Industry:
Financial Technology
Use Case:
ML

How Stash Cut Pipeline Compute Costs by 67% with Flyte™

Summary

Frustrated with its “homegrown” process for pipeline management, Stash evaluated several popular workflow orchestration platforms before choosing Flyte, the engine that powers Union Cloud. The switch cut provision and model execution time as well as dropping costs.

The company

Stash is a New York fintech company that develops a subscription-based personal finance app aimed at customers who may not have invested money before. Stash’s website and mobile platform help people invest small and grow wealth, bank, budget and save, and get financial advice.

The challenge

Stash’s machine learning team provides critical tools and resources for modelers and researchers to manage the app’s activity, including protecting the system from fraud, optimizing model execution time, and lowering compute costs and time to market.
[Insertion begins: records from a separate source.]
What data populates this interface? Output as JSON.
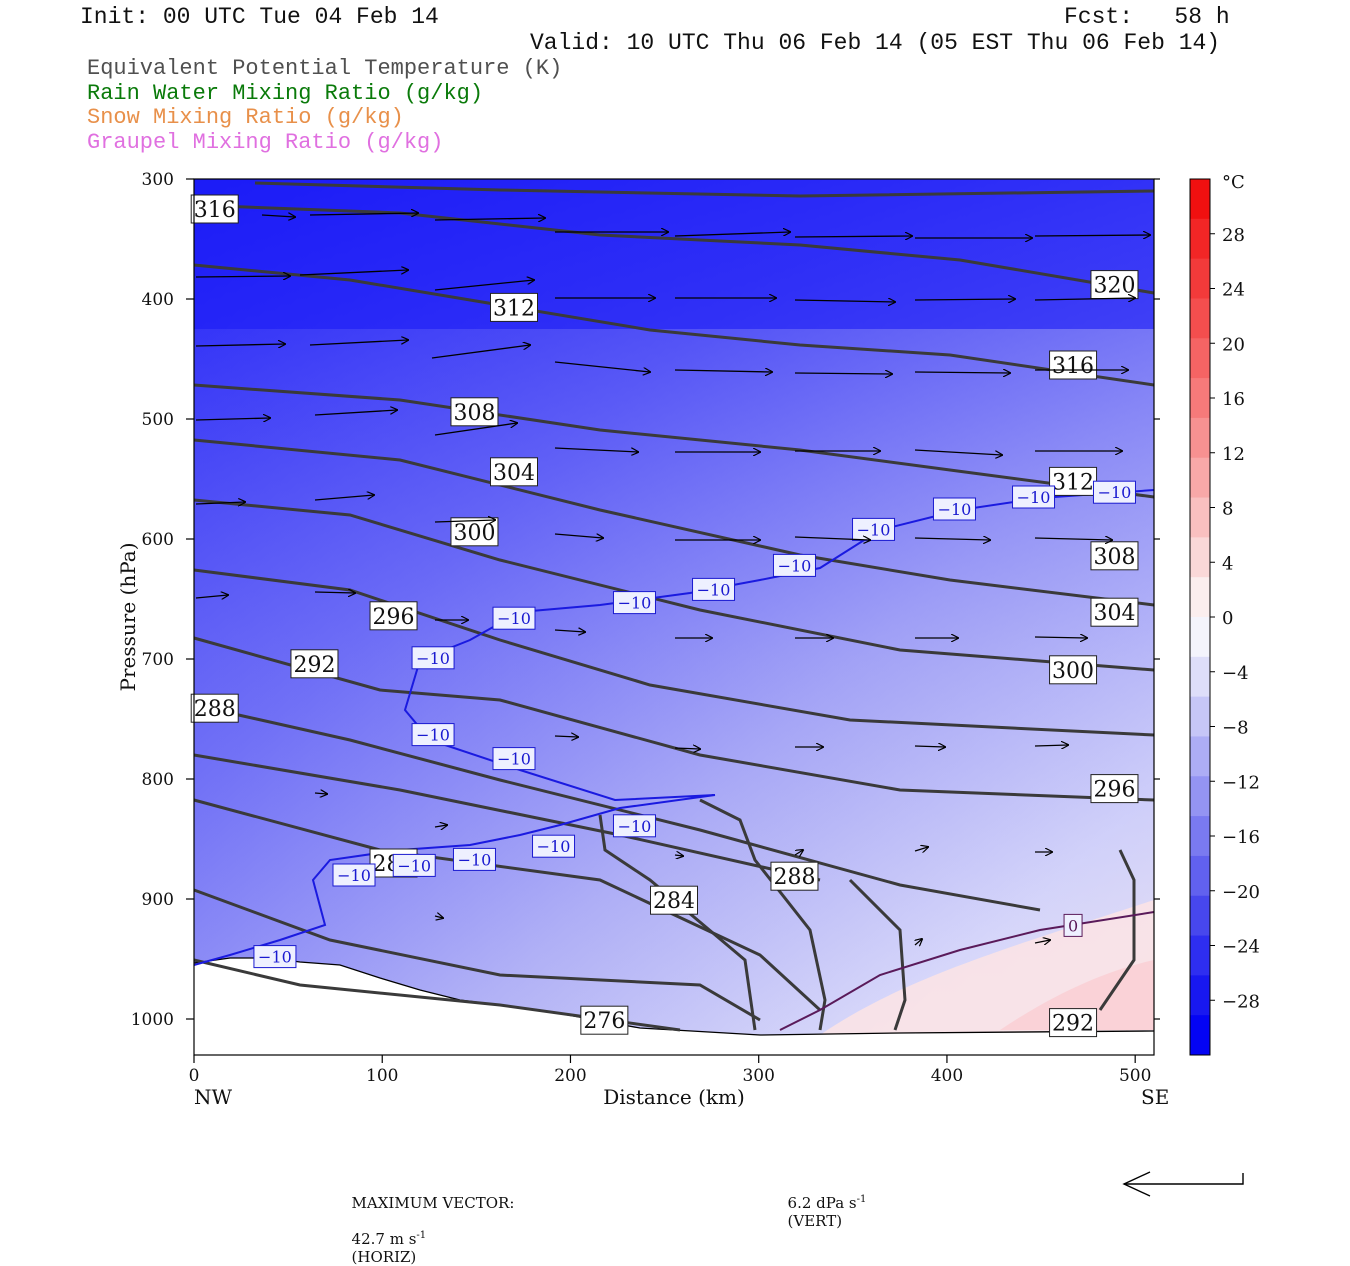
{
  "header": {
    "init": "Init: 00 UTC Tue 04 Feb 14",
    "fcst": "Fcst:   58 h",
    "valid": "Valid: 10 UTC Thu 06 Feb 14 (05 EST Thu 06 Feb 14)"
  },
  "legend": [
    {
      "text": "Equivalent Potential Temperature (K)",
      "color": "#505050"
    },
    {
      "text": "Rain Water Mixing Ratio (g/kg)",
      "color": "#0a7a0a"
    },
    {
      "text": "Snow Mixing Ratio (g/kg)",
      "color": "#e8904a"
    },
    {
      "text": "Graupel Mixing Ratio (g/kg)",
      "color": "#e070e0"
    }
  ],
  "colorbar": {
    "unit": "°C",
    "labels": [
      "28",
      "24",
      "20",
      "16",
      "12",
      "8",
      "4",
      "0",
      "−4",
      "−8",
      "−12",
      "−16",
      "−20",
      "−24",
      "−28"
    ]
  },
  "footer": {
    "max_vector_label": "MAXIMUM VECTOR:",
    "horiz_value": "42.7 m s",
    "horiz_unit": "(HORIZ)",
    "vert_value": "6.2 dPa s",
    "vert_unit": "(VERT)",
    "superscript": "-1"
  },
  "chart_data": {
    "type": "contour",
    "xlabel": "Distance (km)",
    "ylabel": "Pressure (hPa)",
    "xlim": [
      0,
      510
    ],
    "ylim": [
      1030,
      300
    ],
    "x_ticks": [
      0,
      100,
      200,
      300,
      400,
      500
    ],
    "y_ticks": [
      300,
      400,
      500,
      600,
      700,
      800,
      900,
      1000
    ],
    "x_end_labels": {
      "left": "NW",
      "right": "SE"
    },
    "shaded_field": "Temperature (°C)",
    "colorbar_range": [
      -32,
      32
    ],
    "theta_e_contours_K": [
      276,
      280,
      284,
      288,
      292,
      296,
      300,
      304,
      308,
      312,
      316,
      320
    ],
    "theta_e_labels": [
      {
        "value": "316",
        "x": 11,
        "p": 325
      },
      {
        "value": "312",
        "x": 170,
        "p": 407
      },
      {
        "value": "308",
        "x": 149,
        "p": 494
      },
      {
        "value": "304",
        "x": 170,
        "p": 544
      },
      {
        "value": "300",
        "x": 149,
        "p": 594
      },
      {
        "value": "296",
        "x": 106,
        "p": 664
      },
      {
        "value": "292",
        "x": 64,
        "p": 704
      },
      {
        "value": "288",
        "x": 11,
        "p": 741
      },
      {
        "value": "280",
        "x": 106,
        "p": 870
      },
      {
        "value": "284",
        "x": 255,
        "p": 901
      },
      {
        "value": "288",
        "x": 319,
        "p": 881
      },
      {
        "value": "276",
        "x": 218,
        "p": 1001
      },
      {
        "value": "320",
        "x": 489,
        "p": 388
      },
      {
        "value": "316",
        "x": 467,
        "p": 455
      },
      {
        "value": "312",
        "x": 467,
        "p": 552
      },
      {
        "value": "308",
        "x": 489,
        "p": 614
      },
      {
        "value": "304",
        "x": 489,
        "p": 661
      },
      {
        "value": "300",
        "x": 467,
        "p": 709
      },
      {
        "value": "296",
        "x": 489,
        "p": 808
      },
      {
        "value": "292",
        "x": 467,
        "p": 1003
      }
    ],
    "isotherm_labels": [
      {
        "value": "−10",
        "x": 170,
        "p": 666
      },
      {
        "value": "−10",
        "x": 127,
        "p": 699
      },
      {
        "value": "−10",
        "x": 127,
        "p": 763
      },
      {
        "value": "−10",
        "x": 170,
        "p": 783
      },
      {
        "value": "−10",
        "x": 234,
        "p": 653
      },
      {
        "value": "−10",
        "x": 276,
        "p": 642
      },
      {
        "value": "−10",
        "x": 319,
        "p": 622
      },
      {
        "value": "−10",
        "x": 361,
        "p": 592
      },
      {
        "value": "−10",
        "x": 404,
        "p": 575
      },
      {
        "value": "−10",
        "x": 446,
        "p": 565
      },
      {
        "value": "−10",
        "x": 489,
        "p": 561
      },
      {
        "value": "−10",
        "x": 234,
        "p": 839
      },
      {
        "value": "−10",
        "x": 191,
        "p": 856
      },
      {
        "value": "−10",
        "x": 149,
        "p": 867
      },
      {
        "value": "−10",
        "x": 117,
        "p": 872
      },
      {
        "value": "−10",
        "x": 85,
        "p": 880
      },
      {
        "value": "−10",
        "x": 43,
        "p": 948
      },
      {
        "value": "0",
        "x": 467,
        "p": 922
      }
    ]
  }
}
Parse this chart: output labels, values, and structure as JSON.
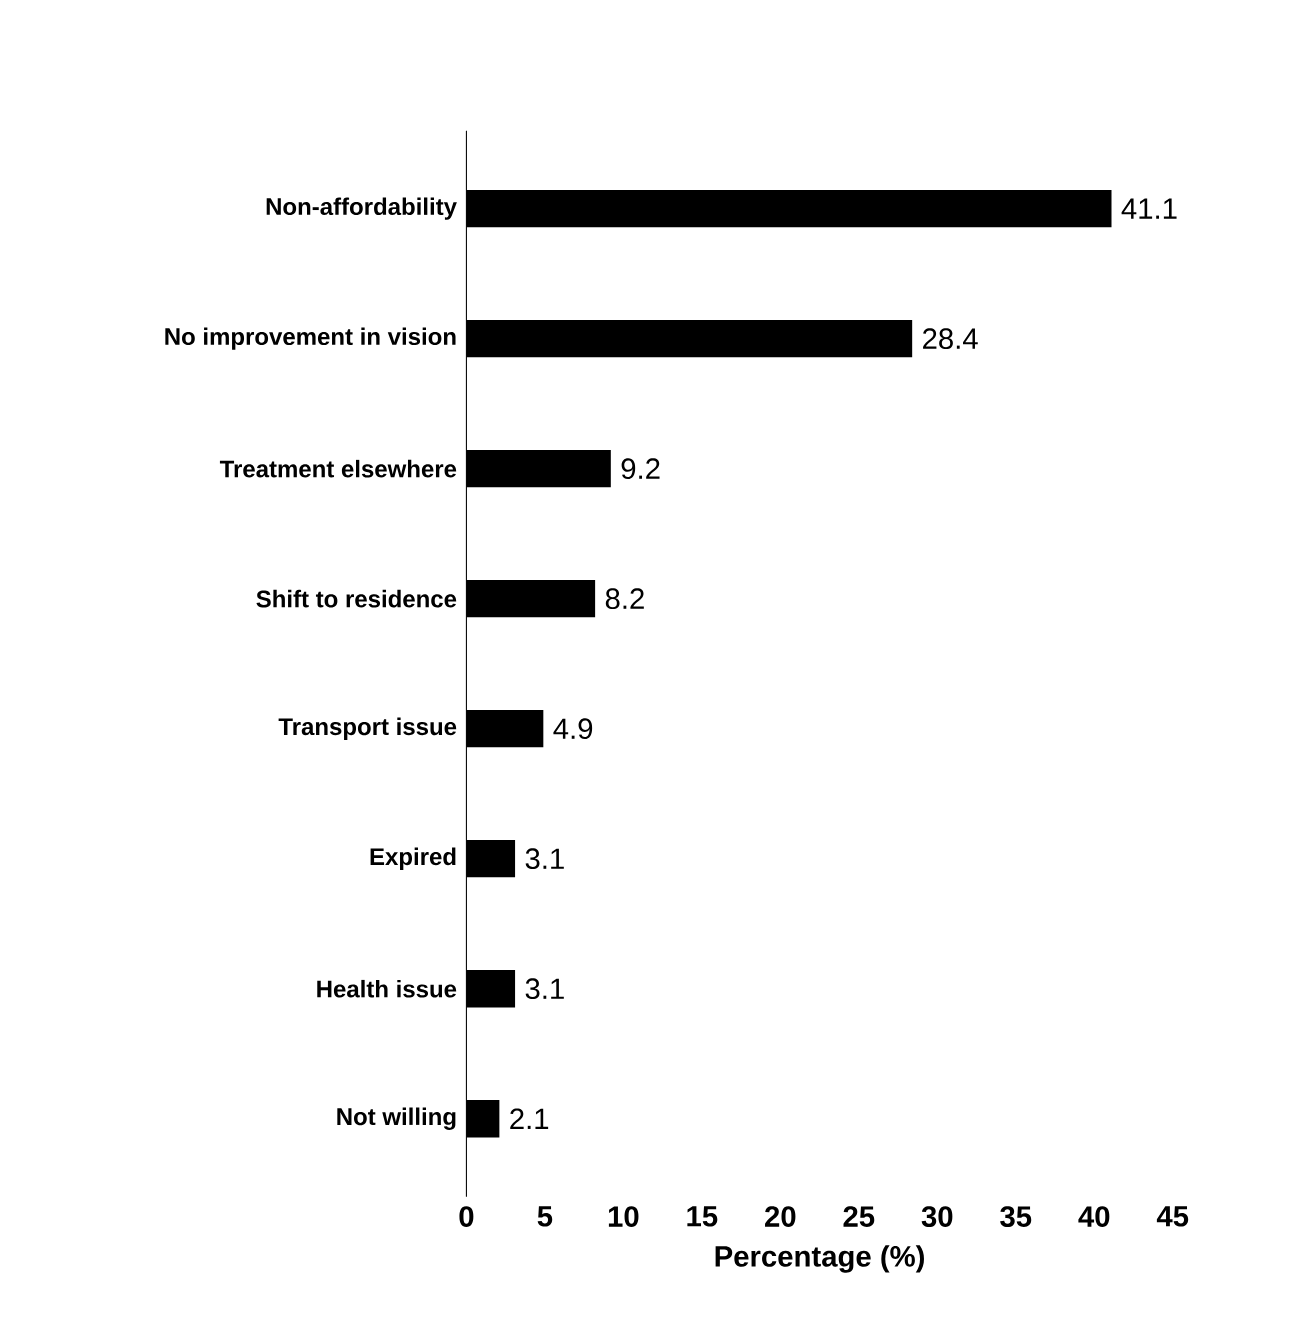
{
  "chart_data": {
    "type": "bar",
    "orientation": "horizontal",
    "xlabel": "Percentage (%)",
    "categories": [
      "Non-affordability",
      "No improvement in vision",
      "Treatment elsewhere",
      "Shift to residence",
      "Transport issue",
      "Expired",
      "Health issue",
      "Not willing"
    ],
    "values": [
      41.1,
      28.4,
      9.2,
      8.2,
      4.9,
      3.1,
      3.1,
      2.1
    ],
    "color": "#000000",
    "data_labels": true,
    "xlim": [
      0,
      45
    ],
    "xticks": [
      0,
      5,
      10,
      15,
      20,
      25,
      30,
      35,
      40,
      45
    ]
  }
}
Katrina Palen, an ML platform engineer at Stash, said the company had been using “a homegrown process” to manage its pipeline and realized it needed a more efficient, less costly solution.

The team performed a comprehensive evaluation of popular orchestrators on the market, seeking a platform that was easily configurable with code and easily debugged, observable and simple to use. The team also wanted transparency and traceability for all models, standardized processes across researchers and machine learning algorithm developers, and flexibility for scientists and researchers while freeing them from DevOps tasks.

The solution

Palen said the ML team at Stash chose Flyte after reviewing Kubeflow, Prefect and Airflow, which it had been using at that time for workflow orchestration.

Explaining why the Stash team chose Flyte, Palen noted that Stash had many researchers with different coding styles and levels of familiarity with structuring. It was critical that they all have a good experience, and Flyte delivered that.

“We want to make writing a workflow for people's jobs pleasant and straightforward, so I think this is a big deal because if it’s not simple and easy, people aren’t going to adopt the technology, so this one was a really big one for us,” she said.

Flyte also brought a unique setup for Stash, which was running a self-managed Kubernetes cluster on AWS with an Apache Spark operator — an open-source, multi-language distributed processing engine that uses Amazon EMR clusters to run big data pipelines.

The Stash ML team implemented Flyte in three stages: First, it deployed Flyte and configured Spark on Kubernetes. Then, it wrote Spark tasks to abstract specific configurations away from modelers, rewriting existing Airflow workflows into Flyte pipelines. Finally, the team transferred all legacy models into Flyte workflows and created a demo workflow for modelers to use.

“What’s great now is that every single new model that comes out is being done on Flyte, and it's really exciting to be working with the modelers and having them write their own workflows and their own launch plans,” Palen said. “They’re becoming more and more self-sufficient with every single release.”

Before Flyte, Stash didn’t have the ability to allocate resources by task, so it was forced to provision huge clusters of work that required vast — and costly — amounts of memory. “We’re running those types of workloads very efficiently now,” she said.

Stash also benefits from Flyte’s domain separation, which allows “environment-based resource allocation and configuration isolation,” Palen said. “Just having that in our new environment allows us a lot of flexibility in terms of testing new workflows as well as being really controlled over the types of resources that we’re using.”

Flyte offers strong typing and a more robust set of tools for building and deploying machine learning models, which has improved quality control, Palen added.

The results

In Flyte, the team found the right solution that provided advanced features, superb flexibility and unprecedented cost savings, on average, for each batch inference run.

By using Flyte, Stash cut its provision time by 50%, reduced its model execution time by 65% and lowered its compute costs by 67%.

Those results don’t yet include any savings from the caching or data set management capabilities that allow resources to be provisioned by task. “So, over time we’re expecting to save even more,” Palen said.

While the fintech company is still using Spark and EMR, it has been able to reduce its dependency on the latter, capturing even more savings. Stash is continuing to integrate Flyte into its processes and is eager for the community’s input to help optimize its pipelines as its business develops.